Maça gelirsek, neyi konuşalım? Galatasaray’ın birinci yarıdaki futboluyla Fenerbahçe’yi şarampole yuvarladığını mı? Fenerbahçe’nin içler acısı halini mi? Çağlar’ı bu kadroya monte etmenin nelere bedel olduğunu hala göremeyenleri mi? Hakemle oynamayı rakiple gayret etmekten pahalı bulan Fred’in parmak oyuncusu olduğunu mu? Yoksa Osimhen’in alandaki bütün yabancılara bedel olduğunu mu?

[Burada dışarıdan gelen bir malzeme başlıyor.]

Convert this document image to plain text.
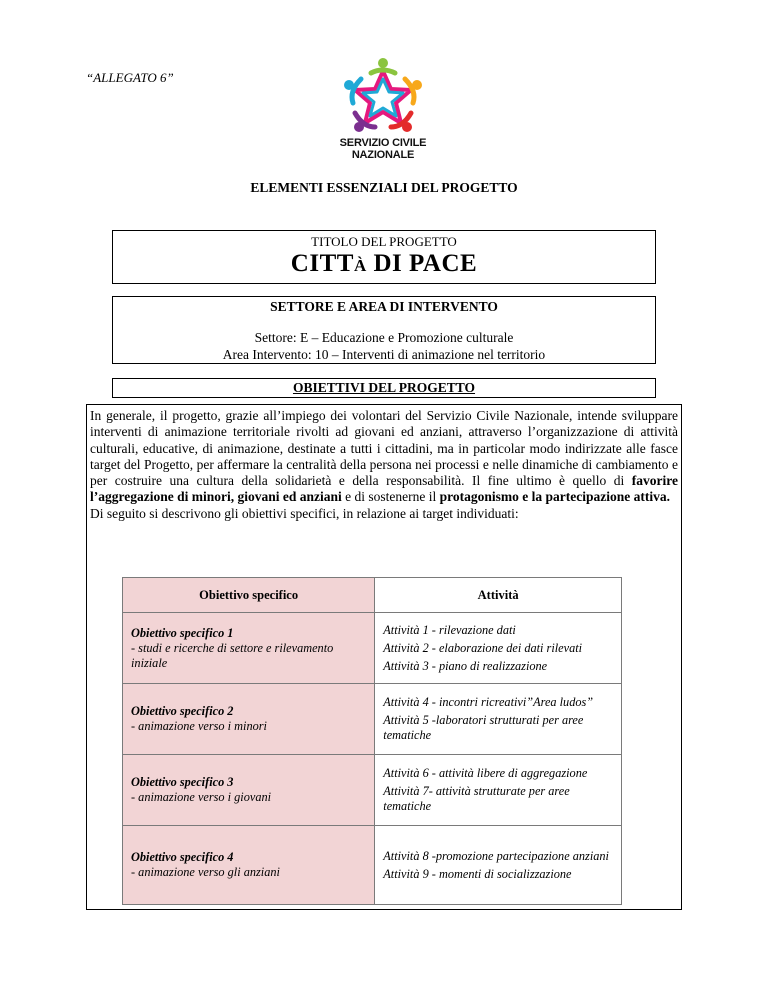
“ALLEGATO 6”
SERVIZIO CIVILE
NAZIONALE
ELEMENTI ESSENZIALI DEL PROGETTO
TITOLO DEL PROGETTO
CITTÀ DI PACE
SETTORE E AREA DI INTERVENTO
Settore: E – Educazione e Promozione culturale
Area Intervento: 10 – Interventi di animazione nel territorio
OBIETTIVI DEL PROGETTO

In generale, il progetto, grazie all’impiego dei volontari del Servizio Civile Nazionale, intende sviluppare interventi di animazione territoriale rivolti ad giovani ed anziani, attraverso l’organizzazione di attività culturali, educative, di animazione, destinate a tutti i cittadini, ma in particolar modo indirizzate alle fasce target del Progetto, per affermare la centralità della persona nei processi e nelle dinamiche di cambiamento e per costruire una cultura della solidarietà e della responsabilità. Il fine ultimo è quello di favorire l’aggregazione di minori, giovani ed anziani e di sostenerne il protagonismo e la partecipazione attiva.

Di seguito si descrivono gli obiettivi specifici, in relazione ai target individuati:

Obiettivo specifico	Attività
Obiettivo specifico 1
- studi e ricerche di settore e rilevamento iniziale	Attività 1 - rilevazione dati
Attività 2 - elaborazione dei dati rilevati
Attività 3 - piano di realizzazione

Obiettivo specifico 2
- animazione verso i minori	Attività 4 - incontri ricreativi”Area ludos”
Attività 5 -laboratori strutturati per aree tematiche

Obiettivo specifico 3
- animazione verso i giovani	Attività 6 - attività libere di aggregazione
Attività 7- attività strutturate per aree tematiche

Obiettivo specifico 4
- animazione verso gli anziani	Attività 8 -promozione partecipazione anziani
Attività 9 - momenti di socializzazione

Maçın konuşulacak en manalı konumu Sanchez’e ilişkin. Mükemmel bir hareketle kale çizgisinden çıkardığı top, geçen hafta Rafa Silva’dan yenilen goldeki Sanchez’i unutturup omuzlara taşımıştır. Sara’nın ve Toreira’nın verdiği çabanın de gecenin içinde yeri başkadır. Fenerbahçe’nin kulübedeki adamları alandakilerden pahalıyken, oyuncu tercihlerini bile yanlış kullanan Mourinho bu hezimetin baş sorumlusudur!

Asıl konuşulacak sıkıntı sahanın içindeki görüntü. Bu görüntünün oluşma kaidelerini yerine getiren futbolcular, yöneticiler varken, neyin marka bedeli? Bizler futbolda üçüncü dünya ülkesiyiz. Bu imgelerde ezeli rekabeti ebedi rezalete çevirmek isteyen futbolcuların varlığını da inkar edemeyiz, yöneticileri de. Galatasaraylı Barış Alper Yılmaz ve Kerem Demirbay’ın hakemin kırmızı kartına “buradayım” deyip cürmü kabullenmesiyle, her taşın altından çıkan Mert Hakan Yandaş’ın hakemin elindeki kırmızı kartı görüp saklambaç oynaması “karakter meselesidir!”

Ne acıdır ki akvaryum içinde uzunluk verenlere etiket verenler ülkesiyiz. Bizler zarfından kuşlar çıkan mektuplar göndersek de aradığımız zarafete ve kardeşliğe ulaşılamıyor! Zira görüşlerdeki netlik de bozuldu mertlik de.